The game you don’t download doesn’t care how fast the driver is

External hard drive enclosure. Credit: Ismar Hrnjicevic / How-To Geek

The hard drive isn’t really a place for the game you’re playing because it will seriously affect load times as your computer waits a million years for the data it requests to arrive. But it doesn’t matter how fast the driver is for a game that isn’t currently being used and that you want to play next time. All it does is cool and take up space.

Also worth noting that saverate never gave you extra frames. A faster drive reduces load times and smooths texture flow, but it doesn’t increase your framerate, so keeping your backlog on a mechanical drive doesn’t cost you anything in raw performance.

The HDD is my storage and the SSD is my showcase. There is the same logic behind converting a the old drive becomes a special “abuse drive”. for things that don’t need speed.

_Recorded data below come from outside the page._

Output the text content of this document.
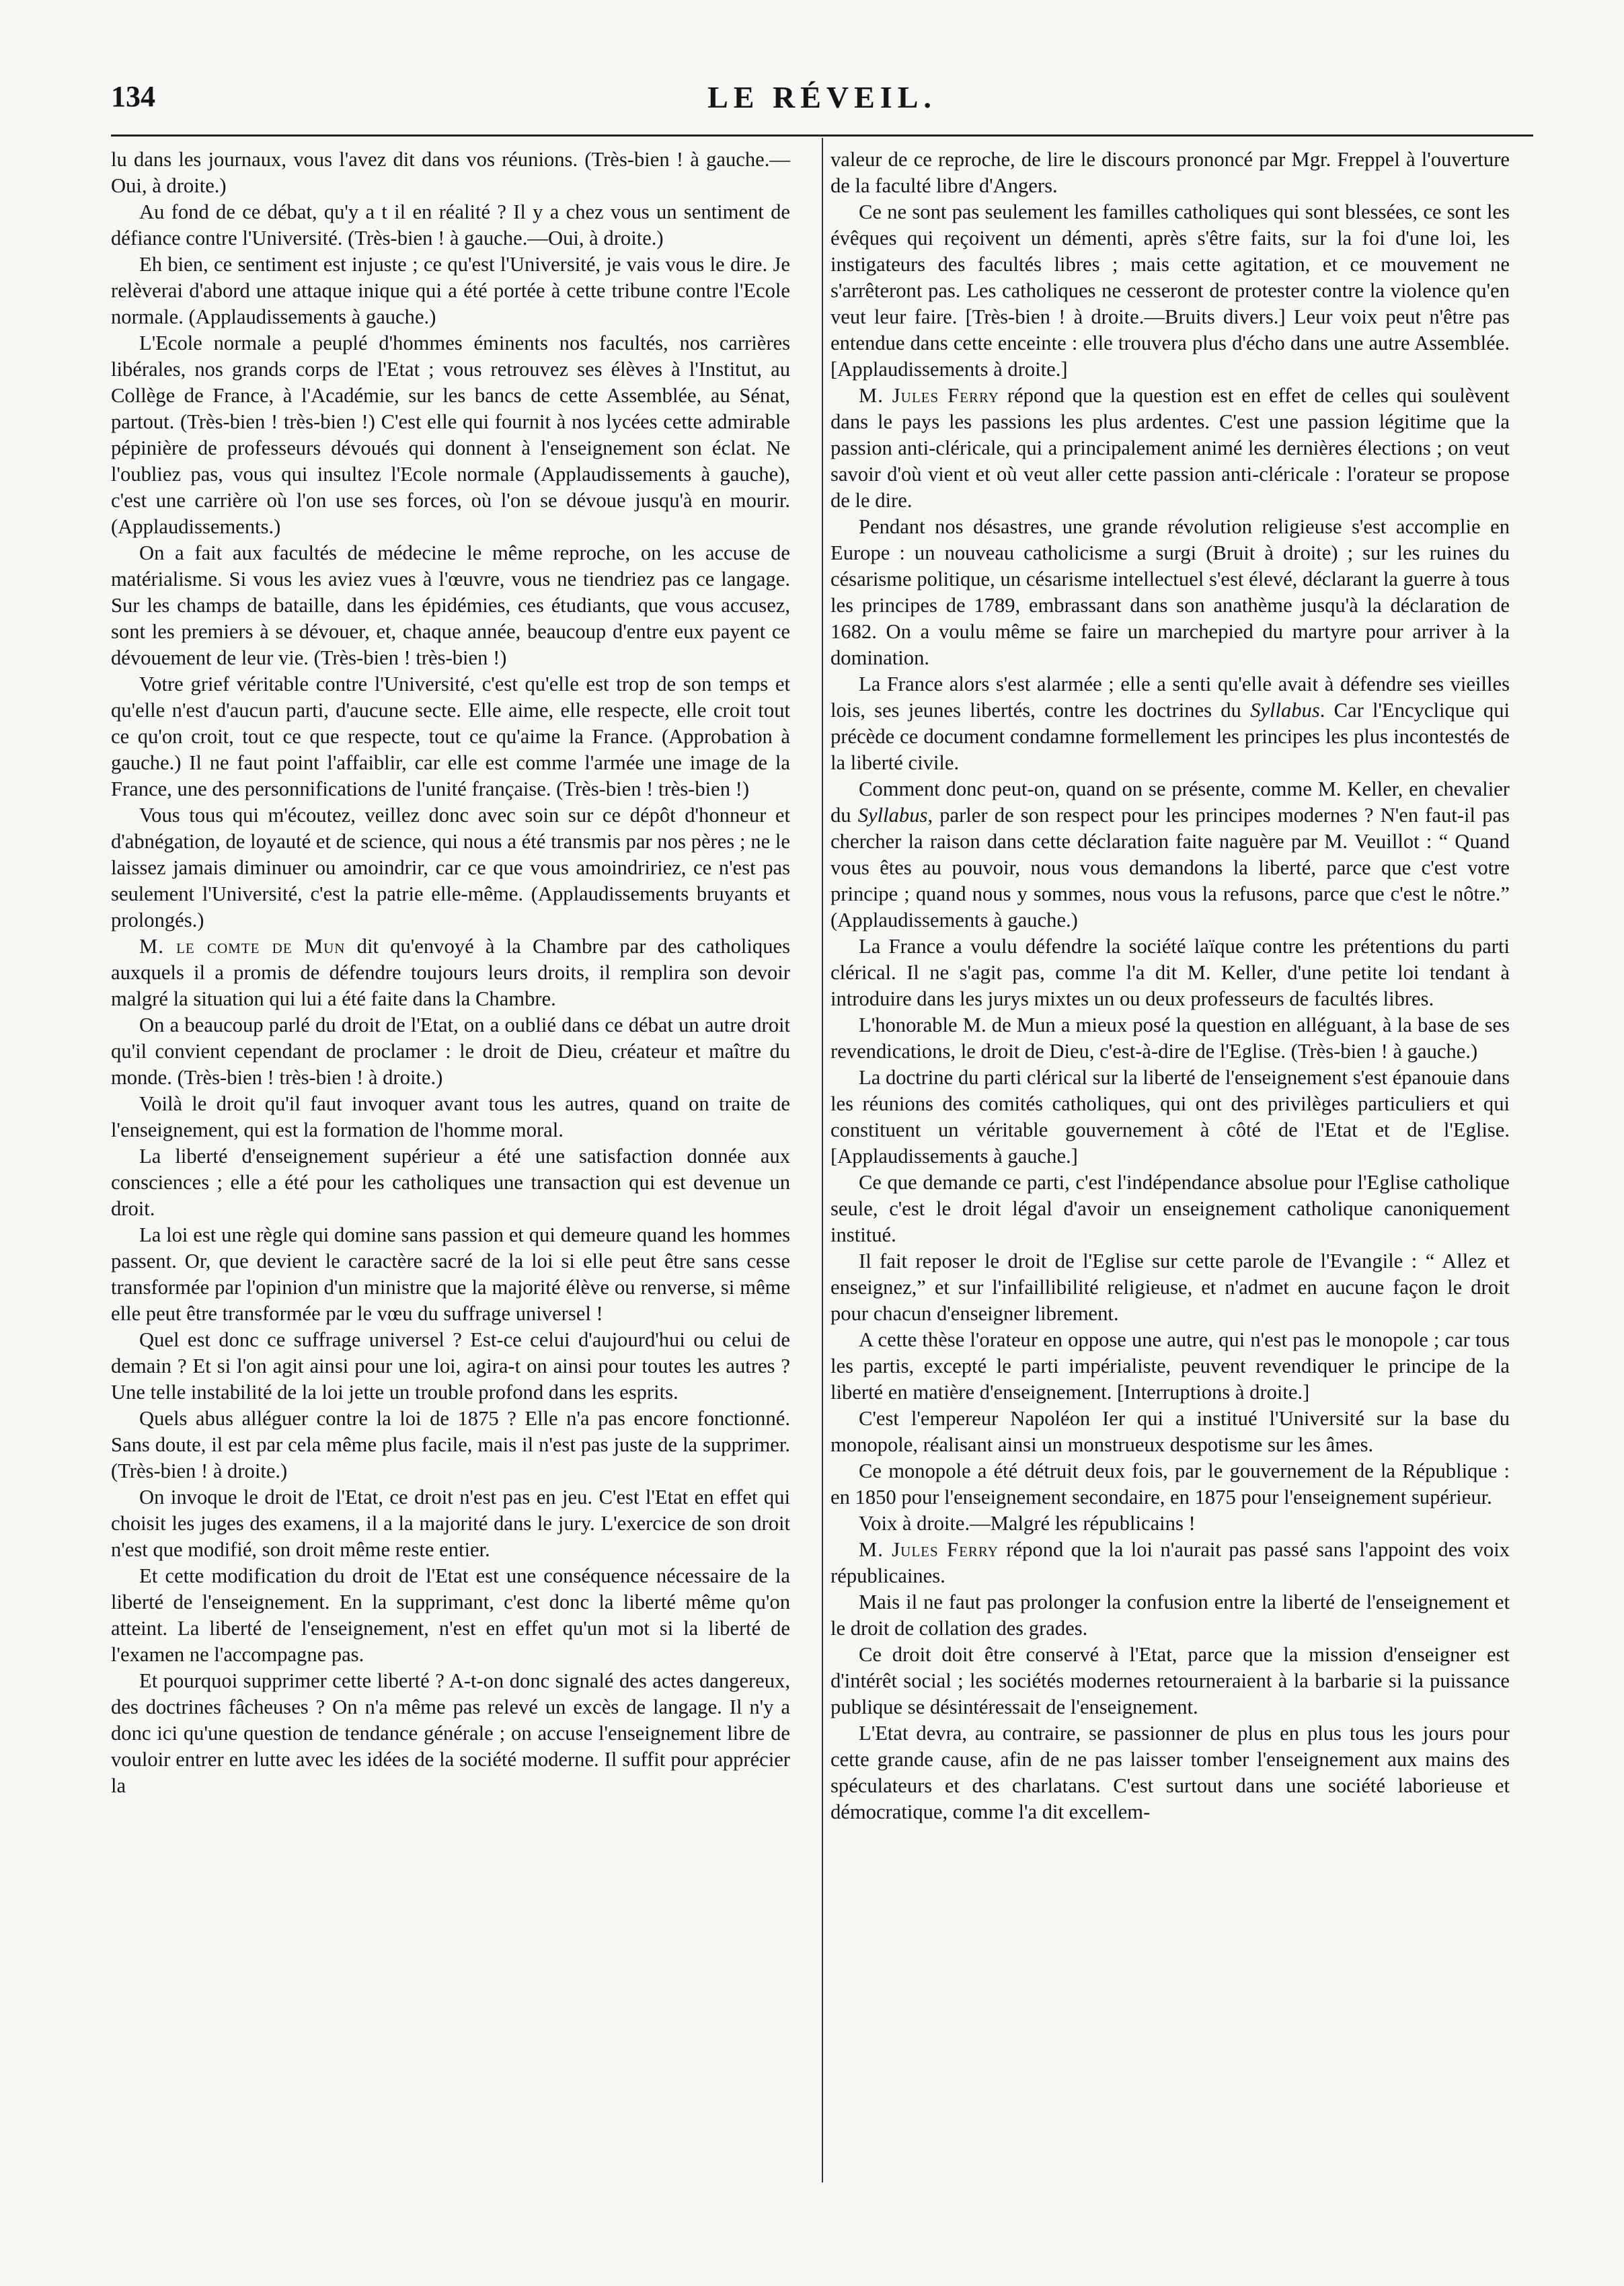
134	LE RÉVEIL.

lu dans les journaux, vous l'avez dit dans vos réunions. (Très-bien ! à gauche.—Oui, à droite.)

Au fond de ce débat, qu'y a t il en réalité ? Il y a chez vous un sentiment de défiance contre l'Université. (Très-bien ! à gauche.—Oui, à droite.)

Eh bien, ce sentiment est injuste ; ce qu'est l'Université, je vais vous le dire. Je relèverai d'abord une attaque inique qui a été portée à cette tribune contre l'Ecole normale. (Applaudissements à gauche.)

L'Ecole normale a peuplé d'hommes éminents nos facultés, nos carrières libérales, nos grands corps de l'Etat ; vous retrouvez ses élèves à l'Institut, au Collège de France, à l'Académie, sur les bancs de cette Assemblée, au Sénat, partout. (Très-bien ! très-bien !) C'est elle qui fournit à nos lycées cette admirable pépinière de professeurs dévoués qui donnent à l'enseignement son éclat. Ne l'oubliez pas, vous qui insultez l'Ecole normale (Applaudissements à gauche), c'est une carrière où l'on use ses forces, où l'on se dévoue jusqu'à en mourir. (Applaudissements.)

On a fait aux facultés de médecine le même reproche, on les accuse de matérialisme. Si vous les aviez vues à l'œuvre, vous ne tiendriez pas ce langage. Sur les champs de bataille, dans les épidémies, ces étudiants, que vous accusez, sont les premiers à se dévouer, et, chaque année, beaucoup d'entre eux payent ce dévouement de leur vie. (Très-bien ! très-bien !)

Votre grief véritable contre l'Université, c'est qu'elle est trop de son temps et qu'elle n'est d'aucun parti, d'aucune secte. Elle aime, elle respecte, elle croit tout ce qu'on croit, tout ce que respecte, tout ce qu'aime la France. (Approbation à gauche.) Il ne faut point l'affaiblir, car elle est comme l'armée une image de la France, une des personnifications de l'unité française. (Très-bien ! très-bien !)

Vous tous qui m'écoutez, veillez donc avec soin sur ce dépôt d'honneur et d'abnégation, de loyauté et de science, qui nous a été transmis par nos pères ; ne le laissez jamais diminuer ou amoindrir, car ce que vous amoindririez, ce n'est pas seulement l'Université, c'est la patrie elle-même. (Applaudissements bruyants et prolongés.)

M. le comte de Mun dit qu'envoyé à la Chambre par des catholiques auxquels il a promis de défendre toujours leurs droits, il remplira son devoir malgré la situation qui lui a été faite dans la Chambre.

On a beaucoup parlé du droit de l'Etat, on a oublié dans ce débat un autre droit qu'il convient cependant de proclamer : le droit de Dieu, créateur et maître du monde. (Très-bien ! très-bien ! à droite.)

Voilà le droit qu'il faut invoquer avant tous les autres, quand on traite de l'enseignement, qui est la formation de l'homme moral.

La liberté d'enseignement supérieur a été une satisfaction donnée aux consciences ; elle a été pour les catholiques une transaction qui est devenue un droit.

La loi est une règle qui domine sans passion et qui demeure quand les hommes passent. Or, que devient le caractère sacré de la loi si elle peut être sans cesse transformée par l'opinion d'un ministre que la majorité élève ou renverse, si même elle peut être transformée par le vœu du suffrage universel !

Quel est donc ce suffrage universel ? Est-ce celui d'aujourd'hui ou celui de demain ? Et si l'on agit ainsi pour une loi, agira-t on ainsi pour toutes les autres ? Une telle instabilité de la loi jette un trouble profond dans les esprits.

Quels abus alléguer contre la loi de 1875 ? Elle n'a pas encore fonctionné. Sans doute, il est par cela même plus facile, mais il n'est pas juste de la supprimer. (Très-bien ! à droite.)

On invoque le droit de l'Etat, ce droit n'est pas en jeu. C'est l'Etat en effet qui choisit les juges des examens, il a la majorité dans le jury. L'exercice de son droit n'est que modifié, son droit même reste entier.

Et cette modification du droit de l'Etat est une conséquence nécessaire de la liberté de l'enseignement. En la supprimant, c'est donc la liberté même qu'on atteint. La liberté de l'enseignement, n'est en effet qu'un mot si la liberté de l'examen ne l'accompagne pas.

Et pourquoi supprimer cette liberté ? A-t-on donc signalé des actes dangereux, des doctrines fâcheuses ? On n'a même pas relevé un excès de langage. Il n'y a donc ici qu'une question de tendance générale ; on accuse l'enseignement libre de vouloir entrer en lutte avec les idées de la société moderne. Il suffit pour apprécier la

valeur de ce reproche, de lire le discours prononcé par Mgr. Freppel à l'ouverture de la faculté libre d'Angers.

Ce ne sont pas seulement les familles catholiques qui sont blessées, ce sont les évêques qui reçoivent un démenti, après s'être faits, sur la foi d'une loi, les instigateurs des facultés libres ; mais cette agitation, et ce mouvement ne s'arrêteront pas. Les catholiques ne cesseront de protester contre la violence qu'en veut leur faire. [Très-bien ! à droite.—Bruits divers.] Leur voix peut n'être pas entendue dans cette enceinte : elle trouvera plus d'écho dans une autre Assemblée. [Applaudissements à droite.]

M. Jules Ferry répond que la question est en effet de celles qui soulèvent dans le pays les passions les plus ardentes. C'est une passion légitime que la passion anti-cléricale, qui a principalement animé les dernières élections ; on veut savoir d'où vient et où veut aller cette passion anti-cléricale : l'orateur se propose de le dire.

Pendant nos désastres, une grande révolution religieuse s'est accomplie en Europe : un nouveau catholicisme a surgi (Bruit à droite) ; sur les ruines du césarisme politique, un césarisme intellectuel s'est élevé, déclarant la guerre à tous les principes de 1789, embrassant dans son anathème jusqu'à la déclaration de 1682. On a voulu même se faire un marchepied du martyre pour arriver à la domination.

La France alors s'est alarmée ; elle a senti qu'elle avait à défendre ses vieilles lois, ses jeunes libertés, contre les doctrines du Syllabus. Car l'Encyclique qui précède ce document condamne formellement les principes les plus incontestés de la liberté civile.

Comment donc peut-on, quand on se présente, comme M. Keller, en chevalier du Syllabus, parler de son respect pour les principes modernes ? N'en faut-il pas chercher la raison dans cette déclaration faite naguère par M. Veuillot : “ Quand vous êtes au pouvoir, nous vous demandons la liberté, parce que c'est votre principe ; quand nous y sommes, nous vous la refusons, parce que c'est le nôtre.” (Applaudissements à gauche.)

La France a voulu défendre la société laïque contre les prétentions du parti clérical. Il ne s'agit pas, comme l'a dit M. Keller, d'une petite loi tendant à introduire dans les jurys mixtes un ou deux professeurs de facultés libres.

L'honorable M. de Mun a mieux posé la question en alléguant, à la base de ses revendications, le droit de Dieu, c'est-à-dire de l'Eglise. (Très-bien ! à gauche.)

La doctrine du parti clérical sur la liberté de l'enseignement s'est épanouie dans les réunions des comités catholiques, qui ont des privilèges particuliers et qui constituent un véritable gouvernement à côté de l'Etat et de l'Eglise. [Applaudissements à gauche.]

Ce que demande ce parti, c'est l'indépendance absolue pour l'Eglise catholique seule, c'est le droit légal d'avoir un enseignement catholique canoniquement institué.

Il fait reposer le droit de l'Eglise sur cette parole de l'Evangile : “ Allez et enseignez,” et sur l'infaillibilité religieuse, et n'admet en aucune façon le droit pour chacun d'enseigner librement.

A cette thèse l'orateur en oppose une autre, qui n'est pas le monopole ; car tous les partis, excepté le parti impérialiste, peuvent revendiquer le principe de la liberté en matière d'enseignement. [Interruptions à droite.]

C'est l'empereur Napoléon Ier qui a institué l'Université sur la base du monopole, réalisant ainsi un monstrueux despotisme sur les âmes.

Ce monopole a été détruit deux fois, par le gouvernement de la République : en 1850 pour l'enseignement secondaire, en 1875 pour l'enseignement supérieur.

Voix à droite.—Malgré les républicains !

M. Jules Ferry répond que la loi n'aurait pas passé sans l'appoint des voix républicaines.

Mais il ne faut pas prolonger la confusion entre la liberté de l'enseignement et le droit de collation des grades.

Ce droit doit être conservé à l'Etat, parce que la mission d'enseigner est d'intérêt social ; les sociétés modernes retourneraient à la barbarie si la puissance publique se désintéressait de l'enseignement.

L'Etat devra, au contraire, se passionner de plus en plus tous les jours pour cette grande cause, afin de ne pas laisser tomber l'enseignement aux mains des spéculateurs et des charlatans. C'est surtout dans une société laborieuse et démocratique, comme l'a dit excellem-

In 2026, this trick went from clever to borderline

Every gigabyte of flash is luxury real estate right now

A Samsung 9100 PRO NVMe SSD case sits on the table. Credit: Patrick Campanale / How-To Geek

If you had told me a year ago that I would be defending hard drives here, I would have laughed. But storage prices in 2026 are a horror show. There is a huge NAND shortage as AI data centers ramp up supply and consumer SSD prices double or worse in a matter of months. A 2TB SSD that ran you around $150 a while ago is now $300 and rising, while a 2TB hard drive is still around $80-$100.

Filling up an expensive drive with 200 games that you will never install again is just financial nonsense (like full SSD desktop setup in this environment). And there’s a second reason to keep that SSD lean: Filling the SSD close to 100% it makes it slower and can become obsolete more quickly because it needs free space to shuffle data behind the scenes.

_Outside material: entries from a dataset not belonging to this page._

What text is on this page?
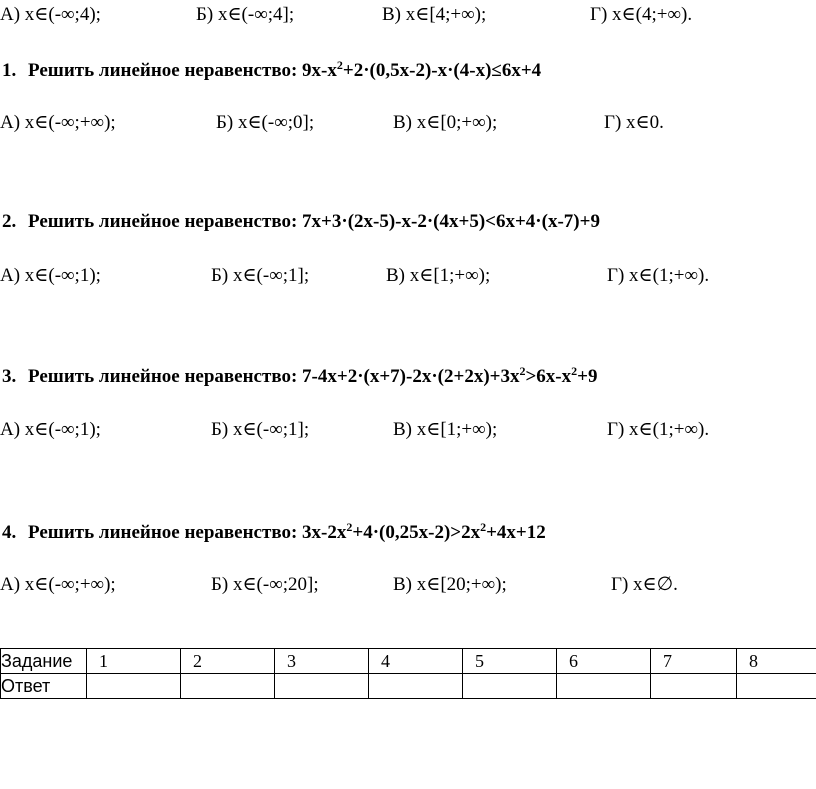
А) x∈(-∞;4);	Б) x∈(-∞;4];	В) x∈[4;+∞);	Г) x∈(4;+∞).
1. Решить линейное неравенство: $9x-x^2+2\cdot(0,5x-2)-x\cdot(4-x)\le 6x+4$
А) x∈(-∞;+∞);	Б) x∈(-∞;0];	В) x∈[0;+∞);	Г) x∈0.
2. Решить линейное неравенство: 7x+3·(2x-5)-x-2·(4x+5)<6x+4·(x-7)+9
А) x∈(-∞;1);	Б) x∈(-∞;1];	В) x∈[1;+∞);	Г) x∈(1;+∞).
3. Решить линейное неравенство: $7-4x+2\cdot(x+7)-2x\cdot(2+2x)+3x^2>6x-x^2+9$
А) x∈(-∞;1);	Б) x∈(-∞;1];	В) x∈[1;+∞);	Г) x∈(1;+∞).
4. Решить линейное неравенство: $3x-2x^2+4\cdot(0,25x-2)>2x^2+4x+12$
А) x∈(-∞;+∞);	Б) x∈(-∞;20];	В) x∈[20;+∞);	Г) x∈∅.
Задание	1	2	3	4	5	6	7	8
Ответ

It’s the feature that does it, not the hardware

To be clear, none of this works without Steam doing the heavy lifting. If transferring a game meant reloading it from scratch every time, I’d never bother, and my hard drive would remain largely unusable. It’s frictionless shuffling between drives that turns a slow, cheap drive from a downloadable drive into the smartest memory in my entire computer. So install the second library folder. Your wallet and SSD will thank you.

Samsung 9100 PRO NVMe SSD.

7/10

Storage capacity

1TB, 2TB, 4TB, 8TB

After all, do you need internal storage? The Samsung 9100 Pro is a great option, but it’s more expensive than doing something to your old HDD.